“The essence of architecture is to open the hearts of the people,” says Japanese minimalist master Tadao Ando, “and to move them in such a way that they are glad to be on Earth.”
Tadao Ando: From Emptiness to Infinity, a 2013 documentary by German filmmaker Mathias Frick, offers an exclusive behind-the-scenes look into the work and processes of Ando, the only architect to have won the discipline’s four most prestigious prizes: the Pritzker, Carlsberg, Praemium Imperiale, and Kyoto Prize.
Ando’s unprecedented use of concrete, wood, water, light, space, and natural forms creates a Zen-like connection between Japanese traditions and contemporary modernism. His creative use of natural light and his buildings’ ability to seamlessly evoke the contours of the landscape are his calling cards, and give Ando's award-winning homes, churches, museums, apartment buildings and cultural spaces an open, inviting quality that belies the structures' minimalist construction.

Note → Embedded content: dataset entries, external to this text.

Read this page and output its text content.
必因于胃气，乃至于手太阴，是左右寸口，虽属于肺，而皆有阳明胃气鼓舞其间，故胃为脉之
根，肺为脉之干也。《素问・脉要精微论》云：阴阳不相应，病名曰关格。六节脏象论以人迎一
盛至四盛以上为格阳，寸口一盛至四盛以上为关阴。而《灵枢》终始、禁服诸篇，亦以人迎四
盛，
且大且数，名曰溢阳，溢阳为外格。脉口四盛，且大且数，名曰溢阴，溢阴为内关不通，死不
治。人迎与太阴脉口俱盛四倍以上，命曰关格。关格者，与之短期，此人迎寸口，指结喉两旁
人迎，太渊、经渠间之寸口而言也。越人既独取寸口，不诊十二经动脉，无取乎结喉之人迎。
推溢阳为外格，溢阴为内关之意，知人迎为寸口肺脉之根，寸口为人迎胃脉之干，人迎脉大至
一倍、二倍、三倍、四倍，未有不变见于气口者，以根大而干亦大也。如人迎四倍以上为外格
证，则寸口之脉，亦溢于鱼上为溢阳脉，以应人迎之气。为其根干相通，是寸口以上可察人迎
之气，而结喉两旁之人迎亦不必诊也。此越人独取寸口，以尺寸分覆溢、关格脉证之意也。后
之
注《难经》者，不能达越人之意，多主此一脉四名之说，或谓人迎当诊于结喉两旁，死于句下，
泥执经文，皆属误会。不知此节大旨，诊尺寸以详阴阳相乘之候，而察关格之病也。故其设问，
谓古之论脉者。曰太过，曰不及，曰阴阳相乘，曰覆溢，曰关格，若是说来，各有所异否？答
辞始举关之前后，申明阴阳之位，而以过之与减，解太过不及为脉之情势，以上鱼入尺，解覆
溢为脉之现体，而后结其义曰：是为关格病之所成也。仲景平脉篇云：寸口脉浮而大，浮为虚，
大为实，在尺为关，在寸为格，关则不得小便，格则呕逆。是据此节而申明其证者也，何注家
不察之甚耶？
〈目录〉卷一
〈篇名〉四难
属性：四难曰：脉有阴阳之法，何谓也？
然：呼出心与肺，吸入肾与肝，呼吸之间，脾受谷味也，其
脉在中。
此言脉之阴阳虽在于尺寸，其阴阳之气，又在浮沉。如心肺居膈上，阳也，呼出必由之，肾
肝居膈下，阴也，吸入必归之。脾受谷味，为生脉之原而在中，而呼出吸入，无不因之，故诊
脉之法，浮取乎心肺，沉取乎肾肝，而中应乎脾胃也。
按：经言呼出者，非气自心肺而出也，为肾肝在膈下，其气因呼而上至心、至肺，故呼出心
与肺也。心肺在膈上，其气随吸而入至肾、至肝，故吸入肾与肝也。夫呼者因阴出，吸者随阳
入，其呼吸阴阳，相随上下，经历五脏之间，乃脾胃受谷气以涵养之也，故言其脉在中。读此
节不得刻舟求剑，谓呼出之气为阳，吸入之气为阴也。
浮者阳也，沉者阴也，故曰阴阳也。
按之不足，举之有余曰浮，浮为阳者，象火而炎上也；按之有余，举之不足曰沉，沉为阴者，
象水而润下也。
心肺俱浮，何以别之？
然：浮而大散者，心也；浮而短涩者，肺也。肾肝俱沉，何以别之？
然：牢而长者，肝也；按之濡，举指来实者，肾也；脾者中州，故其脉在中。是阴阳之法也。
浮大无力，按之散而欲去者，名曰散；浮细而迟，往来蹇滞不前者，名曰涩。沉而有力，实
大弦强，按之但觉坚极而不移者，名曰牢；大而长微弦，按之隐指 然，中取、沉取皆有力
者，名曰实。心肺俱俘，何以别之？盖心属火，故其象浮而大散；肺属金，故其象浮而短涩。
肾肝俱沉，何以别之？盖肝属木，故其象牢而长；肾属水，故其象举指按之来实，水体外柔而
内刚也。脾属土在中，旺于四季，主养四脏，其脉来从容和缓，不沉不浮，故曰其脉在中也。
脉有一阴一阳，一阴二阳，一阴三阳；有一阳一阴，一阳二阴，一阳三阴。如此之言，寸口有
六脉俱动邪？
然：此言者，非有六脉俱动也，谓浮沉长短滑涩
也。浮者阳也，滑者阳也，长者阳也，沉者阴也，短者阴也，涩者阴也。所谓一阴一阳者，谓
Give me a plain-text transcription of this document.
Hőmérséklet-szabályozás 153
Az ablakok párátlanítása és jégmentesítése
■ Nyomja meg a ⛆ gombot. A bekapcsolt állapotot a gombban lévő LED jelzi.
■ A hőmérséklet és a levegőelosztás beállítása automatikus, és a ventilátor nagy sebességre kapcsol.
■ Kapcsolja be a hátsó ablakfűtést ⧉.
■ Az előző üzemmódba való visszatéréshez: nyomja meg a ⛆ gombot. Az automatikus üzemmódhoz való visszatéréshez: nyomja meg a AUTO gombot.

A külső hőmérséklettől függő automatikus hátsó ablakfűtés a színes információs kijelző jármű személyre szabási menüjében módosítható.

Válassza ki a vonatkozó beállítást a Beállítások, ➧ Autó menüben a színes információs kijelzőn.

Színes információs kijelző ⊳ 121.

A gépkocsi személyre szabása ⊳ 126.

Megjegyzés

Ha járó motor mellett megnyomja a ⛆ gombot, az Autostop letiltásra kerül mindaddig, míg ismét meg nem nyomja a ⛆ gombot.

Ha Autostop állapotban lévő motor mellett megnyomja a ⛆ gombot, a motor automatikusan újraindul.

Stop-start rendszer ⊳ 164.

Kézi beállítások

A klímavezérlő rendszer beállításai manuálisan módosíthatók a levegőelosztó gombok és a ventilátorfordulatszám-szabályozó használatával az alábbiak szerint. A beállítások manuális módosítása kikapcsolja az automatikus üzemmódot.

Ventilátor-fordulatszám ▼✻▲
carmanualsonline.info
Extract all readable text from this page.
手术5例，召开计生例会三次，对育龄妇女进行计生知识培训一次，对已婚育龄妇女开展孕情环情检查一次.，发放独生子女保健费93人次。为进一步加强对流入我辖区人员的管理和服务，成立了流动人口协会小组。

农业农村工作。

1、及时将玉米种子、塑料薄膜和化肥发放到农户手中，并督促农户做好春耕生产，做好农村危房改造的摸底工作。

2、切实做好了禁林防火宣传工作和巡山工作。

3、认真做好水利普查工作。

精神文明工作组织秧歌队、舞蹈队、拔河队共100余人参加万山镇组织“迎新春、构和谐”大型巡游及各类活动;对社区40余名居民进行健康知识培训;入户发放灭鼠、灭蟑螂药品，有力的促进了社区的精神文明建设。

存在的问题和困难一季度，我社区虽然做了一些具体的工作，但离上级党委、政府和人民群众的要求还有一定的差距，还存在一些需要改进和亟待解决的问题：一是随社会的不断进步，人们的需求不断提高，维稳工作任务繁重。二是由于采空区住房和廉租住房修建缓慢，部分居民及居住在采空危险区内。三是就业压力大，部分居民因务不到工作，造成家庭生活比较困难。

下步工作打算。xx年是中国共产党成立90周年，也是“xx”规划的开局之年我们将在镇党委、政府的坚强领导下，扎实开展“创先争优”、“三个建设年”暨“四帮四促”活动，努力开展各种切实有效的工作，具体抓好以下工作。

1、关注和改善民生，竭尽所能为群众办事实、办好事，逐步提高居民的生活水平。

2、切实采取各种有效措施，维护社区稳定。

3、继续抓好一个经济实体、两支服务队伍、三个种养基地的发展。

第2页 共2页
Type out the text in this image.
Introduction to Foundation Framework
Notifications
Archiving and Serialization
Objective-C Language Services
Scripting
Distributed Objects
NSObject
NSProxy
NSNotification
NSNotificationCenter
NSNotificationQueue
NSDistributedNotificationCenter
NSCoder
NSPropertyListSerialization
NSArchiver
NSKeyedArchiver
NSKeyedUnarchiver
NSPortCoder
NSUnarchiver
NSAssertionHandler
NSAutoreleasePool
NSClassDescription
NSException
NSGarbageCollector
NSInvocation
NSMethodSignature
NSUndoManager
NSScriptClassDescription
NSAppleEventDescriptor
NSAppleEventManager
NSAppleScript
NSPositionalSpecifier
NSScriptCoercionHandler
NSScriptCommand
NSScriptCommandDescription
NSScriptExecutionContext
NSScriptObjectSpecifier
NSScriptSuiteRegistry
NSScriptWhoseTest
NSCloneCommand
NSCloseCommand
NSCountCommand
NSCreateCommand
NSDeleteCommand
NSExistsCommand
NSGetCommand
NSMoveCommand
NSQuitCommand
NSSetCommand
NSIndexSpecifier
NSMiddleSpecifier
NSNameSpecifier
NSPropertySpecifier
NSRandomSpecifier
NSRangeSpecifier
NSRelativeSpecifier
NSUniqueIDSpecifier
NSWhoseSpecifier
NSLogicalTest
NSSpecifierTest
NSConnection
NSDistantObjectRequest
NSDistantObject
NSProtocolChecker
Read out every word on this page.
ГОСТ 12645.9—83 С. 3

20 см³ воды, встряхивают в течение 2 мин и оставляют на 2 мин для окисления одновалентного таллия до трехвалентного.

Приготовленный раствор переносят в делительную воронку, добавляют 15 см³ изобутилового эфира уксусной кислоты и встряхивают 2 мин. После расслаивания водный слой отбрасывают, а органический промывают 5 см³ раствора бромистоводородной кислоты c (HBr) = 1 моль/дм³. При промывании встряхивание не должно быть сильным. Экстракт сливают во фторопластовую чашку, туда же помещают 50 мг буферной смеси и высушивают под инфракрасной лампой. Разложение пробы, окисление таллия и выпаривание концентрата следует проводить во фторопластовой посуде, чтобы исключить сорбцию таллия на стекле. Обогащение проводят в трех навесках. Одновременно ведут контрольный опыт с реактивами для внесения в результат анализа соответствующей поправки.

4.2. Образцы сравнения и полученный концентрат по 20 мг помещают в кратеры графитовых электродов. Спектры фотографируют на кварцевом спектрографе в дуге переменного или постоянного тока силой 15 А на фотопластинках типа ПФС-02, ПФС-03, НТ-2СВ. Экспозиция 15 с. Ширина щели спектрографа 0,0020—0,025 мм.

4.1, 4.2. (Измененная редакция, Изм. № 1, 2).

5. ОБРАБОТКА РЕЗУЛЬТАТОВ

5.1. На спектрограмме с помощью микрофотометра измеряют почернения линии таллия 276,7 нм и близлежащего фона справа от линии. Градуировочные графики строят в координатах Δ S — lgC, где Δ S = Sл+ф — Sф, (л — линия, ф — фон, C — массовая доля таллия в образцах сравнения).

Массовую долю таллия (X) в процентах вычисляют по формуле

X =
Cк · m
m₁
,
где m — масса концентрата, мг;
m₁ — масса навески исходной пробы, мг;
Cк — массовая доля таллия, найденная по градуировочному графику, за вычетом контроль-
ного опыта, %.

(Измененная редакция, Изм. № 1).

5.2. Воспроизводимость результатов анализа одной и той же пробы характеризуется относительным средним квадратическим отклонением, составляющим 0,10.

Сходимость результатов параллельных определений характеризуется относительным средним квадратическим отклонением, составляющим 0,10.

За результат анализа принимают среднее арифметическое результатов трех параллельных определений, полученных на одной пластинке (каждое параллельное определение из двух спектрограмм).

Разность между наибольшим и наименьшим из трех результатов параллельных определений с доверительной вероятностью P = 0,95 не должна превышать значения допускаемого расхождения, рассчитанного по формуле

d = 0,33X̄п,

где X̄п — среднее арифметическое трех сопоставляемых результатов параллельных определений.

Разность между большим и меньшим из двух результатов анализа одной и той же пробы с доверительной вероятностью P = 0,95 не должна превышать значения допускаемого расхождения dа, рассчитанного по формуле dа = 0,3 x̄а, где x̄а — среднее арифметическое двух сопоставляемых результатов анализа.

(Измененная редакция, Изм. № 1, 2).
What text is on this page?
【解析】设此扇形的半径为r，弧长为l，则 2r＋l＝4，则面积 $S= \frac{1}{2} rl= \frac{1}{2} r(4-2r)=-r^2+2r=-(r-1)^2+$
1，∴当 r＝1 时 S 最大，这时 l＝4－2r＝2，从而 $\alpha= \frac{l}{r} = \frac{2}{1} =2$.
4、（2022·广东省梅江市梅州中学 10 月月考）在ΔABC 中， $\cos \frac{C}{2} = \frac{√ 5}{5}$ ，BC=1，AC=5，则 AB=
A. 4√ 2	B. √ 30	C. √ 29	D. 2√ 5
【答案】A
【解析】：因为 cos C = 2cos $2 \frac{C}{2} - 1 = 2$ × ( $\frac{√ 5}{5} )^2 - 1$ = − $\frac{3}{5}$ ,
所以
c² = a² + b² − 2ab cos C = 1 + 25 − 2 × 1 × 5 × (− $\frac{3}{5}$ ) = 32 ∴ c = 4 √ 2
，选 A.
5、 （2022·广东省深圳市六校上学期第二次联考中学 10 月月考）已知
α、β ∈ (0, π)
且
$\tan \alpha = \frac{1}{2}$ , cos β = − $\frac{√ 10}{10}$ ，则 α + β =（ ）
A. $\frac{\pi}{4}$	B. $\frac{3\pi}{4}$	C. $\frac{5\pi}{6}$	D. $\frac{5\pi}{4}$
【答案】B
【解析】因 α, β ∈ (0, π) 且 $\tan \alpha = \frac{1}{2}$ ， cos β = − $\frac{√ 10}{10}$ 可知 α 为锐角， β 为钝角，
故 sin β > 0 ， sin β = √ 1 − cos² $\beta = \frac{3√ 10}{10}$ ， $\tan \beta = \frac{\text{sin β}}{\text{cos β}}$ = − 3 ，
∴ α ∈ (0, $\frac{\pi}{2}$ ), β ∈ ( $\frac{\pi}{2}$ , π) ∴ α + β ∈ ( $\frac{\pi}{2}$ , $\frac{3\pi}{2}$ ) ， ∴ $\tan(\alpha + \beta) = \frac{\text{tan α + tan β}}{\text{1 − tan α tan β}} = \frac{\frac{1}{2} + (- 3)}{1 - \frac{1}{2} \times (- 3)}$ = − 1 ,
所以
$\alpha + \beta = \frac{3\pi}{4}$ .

"To change the dwelling is to change the city and to reform society,” Ando says, noting that his deceptively simple buildings are meant to give people space to live and unfold in a contemplative manner. By taking viewers into the architect’s thought processes and motivations, the documentary delves into the nature of how those changes have been woven throughout Ando’s four-decade-long career.